Adapt-Kcr: a novel deep learning framework for accurate prediction of lysine crotonylation sites based on learning embedding features and attention architecture.
Zutan LiJingya FangShining WangLiangyun ZhangYuanyuan ChenCong PianPublished in: Briefings in bioinformatics (2022)
Protein lysine crotonylation (Kcr) is an important type of posttranslational modification that is associated with a wide range of biological processes. The identification of Kcr sites is critical to better understanding their functional mechanisms. However, the existing experimental techniques for detecting Kcr sites are cost-ineffective, to a great need for new computational methods to address this problem. We here describe Adapt-Kcr, an advanced deep learning model that utilizes adaptive embedding and is based on a convolutional neural network together with a bidirectional long short-term memory network and attention architecture.
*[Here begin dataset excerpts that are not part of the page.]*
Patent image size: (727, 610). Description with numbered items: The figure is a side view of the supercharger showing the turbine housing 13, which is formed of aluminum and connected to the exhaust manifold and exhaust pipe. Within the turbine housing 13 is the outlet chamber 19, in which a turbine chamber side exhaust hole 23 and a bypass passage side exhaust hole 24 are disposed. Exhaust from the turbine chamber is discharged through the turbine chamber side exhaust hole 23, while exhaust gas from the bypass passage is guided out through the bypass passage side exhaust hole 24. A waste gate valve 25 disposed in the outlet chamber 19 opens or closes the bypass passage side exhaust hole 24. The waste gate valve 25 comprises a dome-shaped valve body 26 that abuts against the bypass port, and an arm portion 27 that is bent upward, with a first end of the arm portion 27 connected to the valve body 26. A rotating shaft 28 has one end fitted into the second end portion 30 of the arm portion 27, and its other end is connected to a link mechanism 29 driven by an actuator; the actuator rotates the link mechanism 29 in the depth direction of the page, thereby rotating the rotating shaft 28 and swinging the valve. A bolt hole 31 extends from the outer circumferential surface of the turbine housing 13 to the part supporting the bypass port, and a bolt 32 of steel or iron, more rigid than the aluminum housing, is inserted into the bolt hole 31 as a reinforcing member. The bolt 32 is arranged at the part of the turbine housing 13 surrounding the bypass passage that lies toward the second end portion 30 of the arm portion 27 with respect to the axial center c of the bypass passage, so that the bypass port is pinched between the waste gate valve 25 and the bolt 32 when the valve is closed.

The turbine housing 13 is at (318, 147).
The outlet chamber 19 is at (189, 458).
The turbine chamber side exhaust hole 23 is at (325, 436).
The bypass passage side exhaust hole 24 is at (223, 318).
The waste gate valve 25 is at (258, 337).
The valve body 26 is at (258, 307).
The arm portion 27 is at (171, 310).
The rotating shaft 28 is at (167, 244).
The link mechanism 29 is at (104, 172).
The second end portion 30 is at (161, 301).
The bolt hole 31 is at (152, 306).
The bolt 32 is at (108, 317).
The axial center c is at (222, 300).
On the independent testing set, Adapt-Kcr outperformed the current state-of-the-art Kcr prediction model, with an improvement of 3.2% in accuracy and 1.9% in the area under the receiver operating characteristic curve. Compared to other Kcr models, Adapt-Kcr additionally had a more robust ability to distinguish between crotonylation and other lysine modifications. Another model (Adapt-ST) was trained to predict phosphorylation sites in SARS-CoV-2, and outperformed the equivalent state-of-the-art phosphorylation site prediction model. These results indicate that self-adaptive embedding features perform better than handcrafted features in capturing discriminative information; when used in attention architecture, this could be an effective way of identifying protein Kcr sites. Together, our Adapt framework (including learning embedding features and attention architecture) has a strong potential for prediction of other protein posttranslational modification sites.